Oncologists used to treat cancer patients according to the disease and did not take a personal approach to each patient. The issue of personalized medicine is a developing practice that tackles a patent’s genetic profile to diagnose, prevent and treat diseases such as cancer.

Personalized oncology is the most advanced method today to treat cancer. This is where future medicine is heading to, to be able to treat people according to their genome and to provide the exact medicine or treatment which will help them recover. The approach of one size fits all is not acceptable today in the field of medicine.

The research on the genome will be able to assist us not only in receiving the right treatment but also in preventative measures. We will probably be able to reduce the risk of getting the disease in the future if we know that we are likely to get it.

A deep gene sequencing of tumors will provide cancer patients the best medication suitable for them, based on how the tumor will respond to the treatment. Very early in the treatment the oncologist will know if the medication treatment will be responsive or not, which will save time in applying the right medication and will change the prognosis for the better in most cases. Researches will work on preventative medicine and you may only be taking a daily tablet in order to fight potential cancer.

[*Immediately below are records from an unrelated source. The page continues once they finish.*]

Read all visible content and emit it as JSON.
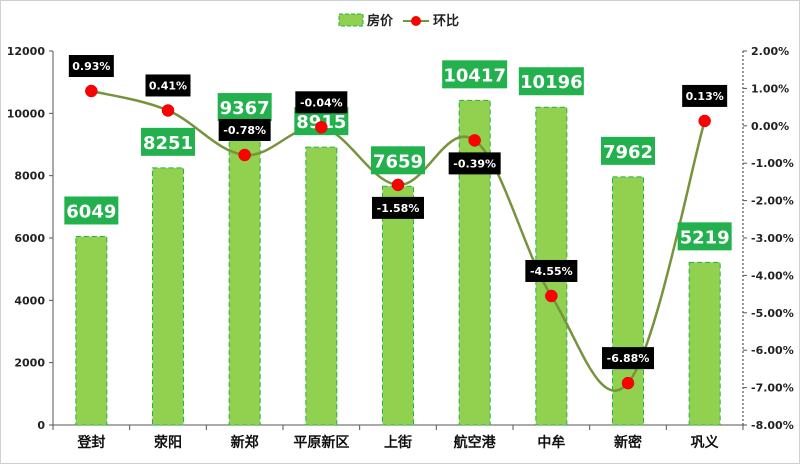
{
  "chart_data": {
    "type": "bar+line",
    "categories": [
      "登封",
      "荥阳",
      "新郑",
      "平原新区",
      "上街",
      "航空港",
      "中牟",
      "新密",
      "巩义"
    ],
    "series": [
      {
        "name": "房价",
        "type": "bar",
        "axis": "left",
        "values": [
          6049,
          8251,
          9367,
          8915,
          7659,
          10417,
          10196,
          7962,
          5219
        ],
        "labels": [
          "6049",
          "8251",
          "9367",
          "8915",
          "7659",
          "10417",
          "10196",
          "7962",
          "5219"
        ],
        "color": "#92d050",
        "label_color": "#22b14c"
      },
      {
        "name": "环比",
        "type": "line",
        "axis": "right",
        "values": [
          0.93,
          0.41,
          -0.78,
          -0.04,
          -1.58,
          -0.39,
          -4.55,
          -6.88,
          0.13
        ],
        "labels": [
          "0.93%",
          "0.41%",
          "-0.78%",
          "-0.04%",
          "-1.58%",
          "-0.39%",
          "-4.55%",
          "-6.88%",
          "0.13%"
        ],
        "line_color": "#77933c",
        "marker_color": "#ff0000",
        "label_color": "#000000"
      }
    ],
    "y_left": {
      "min": 0,
      "max": 12000,
      "ticks": [
        "0",
        "2000",
        "4000",
        "6000",
        "8000",
        "10000",
        "12000"
      ],
      "tick_values": [
        0,
        2000,
        4000,
        6000,
        8000,
        10000,
        12000
      ]
    },
    "y_right": {
      "min": -8,
      "max": 2,
      "ticks": [
        "-8.00%",
        "-7.00%",
        "-6.00%",
        "-5.00%",
        "-4.00%",
        "-3.00%",
        "-2.00%",
        "-1.00%",
        "0.00%",
        "1.00%",
        "2.00%"
      ],
      "tick_values": [
        -8,
        -7,
        -6,
        -5,
        -4,
        -3,
        -2,
        -1,
        0,
        1,
        2
      ]
    },
    "legend_position": "top",
    "grid": false
  }
}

There is no question to the fact that the research of cancer has made a very impressive progress in the last five years. The genetic decoding has made a breakthrough in all the research of many diseases. The genetic structure of the patient will determine the treatment.

All cancer patients usually receive the same treatment which includes chemotherapy and radiation, which lowers the mortality rate. For lung cancer patients, mapping will ensure if the patient has a gene which is common in 30% of the patients with lung cancer (EGFR) and receives a special drug for that type of cancer but if the patient does not carry this gene, a different drug will be administered.

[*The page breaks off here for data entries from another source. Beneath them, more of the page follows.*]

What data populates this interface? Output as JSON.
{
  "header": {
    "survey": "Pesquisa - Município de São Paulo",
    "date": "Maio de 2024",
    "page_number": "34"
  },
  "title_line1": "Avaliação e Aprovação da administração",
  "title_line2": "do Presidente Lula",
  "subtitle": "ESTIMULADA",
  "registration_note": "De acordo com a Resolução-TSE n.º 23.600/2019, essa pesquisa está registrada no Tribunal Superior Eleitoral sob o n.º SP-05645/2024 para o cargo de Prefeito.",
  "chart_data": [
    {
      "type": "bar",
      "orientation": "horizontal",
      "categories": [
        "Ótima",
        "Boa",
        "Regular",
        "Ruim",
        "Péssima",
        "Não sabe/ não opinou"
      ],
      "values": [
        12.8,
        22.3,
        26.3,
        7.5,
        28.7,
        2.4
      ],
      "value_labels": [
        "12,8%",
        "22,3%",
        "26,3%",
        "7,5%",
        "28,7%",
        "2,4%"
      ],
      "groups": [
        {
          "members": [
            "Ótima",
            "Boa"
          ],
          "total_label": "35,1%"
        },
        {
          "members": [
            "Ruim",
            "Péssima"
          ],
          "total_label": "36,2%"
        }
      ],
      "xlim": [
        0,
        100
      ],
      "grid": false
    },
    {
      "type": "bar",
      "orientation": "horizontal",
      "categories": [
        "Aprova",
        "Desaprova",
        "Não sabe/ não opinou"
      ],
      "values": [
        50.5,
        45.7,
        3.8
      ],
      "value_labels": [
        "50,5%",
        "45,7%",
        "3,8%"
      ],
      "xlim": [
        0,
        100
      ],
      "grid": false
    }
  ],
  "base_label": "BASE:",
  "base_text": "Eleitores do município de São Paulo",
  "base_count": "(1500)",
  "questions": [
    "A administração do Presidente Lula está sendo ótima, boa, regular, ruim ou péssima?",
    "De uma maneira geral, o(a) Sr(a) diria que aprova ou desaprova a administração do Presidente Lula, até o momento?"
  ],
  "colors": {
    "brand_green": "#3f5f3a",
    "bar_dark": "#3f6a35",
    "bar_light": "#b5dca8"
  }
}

The key to genomic studies is not just sequencing, but analyzing the data. Studies will focus on unraveling the genetic signature of cancer, and this will extend to reveal other diseases as the researches build greater genomic capabilities.

The cost of genomic sequencing has come down significantly. Six years ago, it cost a fortune to perform a whole genome sequencing on a few patients. Today the cost is down and sequencing can be performed in days. This enables researchers to now use sequencing to measure tumor-specific alterations.

Melanoma is a form of skin cancer, the treatment of which has had successful results since the MRI was founded. Many research institutes are focusing on the genetic drivers of this cancer which is one of the fastest growing cancers in the Western world, to enable patients with melanoma and all its subtypes to receive a personalized treatment.

Today, you can find diagnostic institutes that not only perform a biopsy, endoscopic tests and imaging scans but also a test of the genetics of the tumor; after all diagnostic examinations, a multidisciplinary team of doctors tailor a treatment which is the best option for the patient.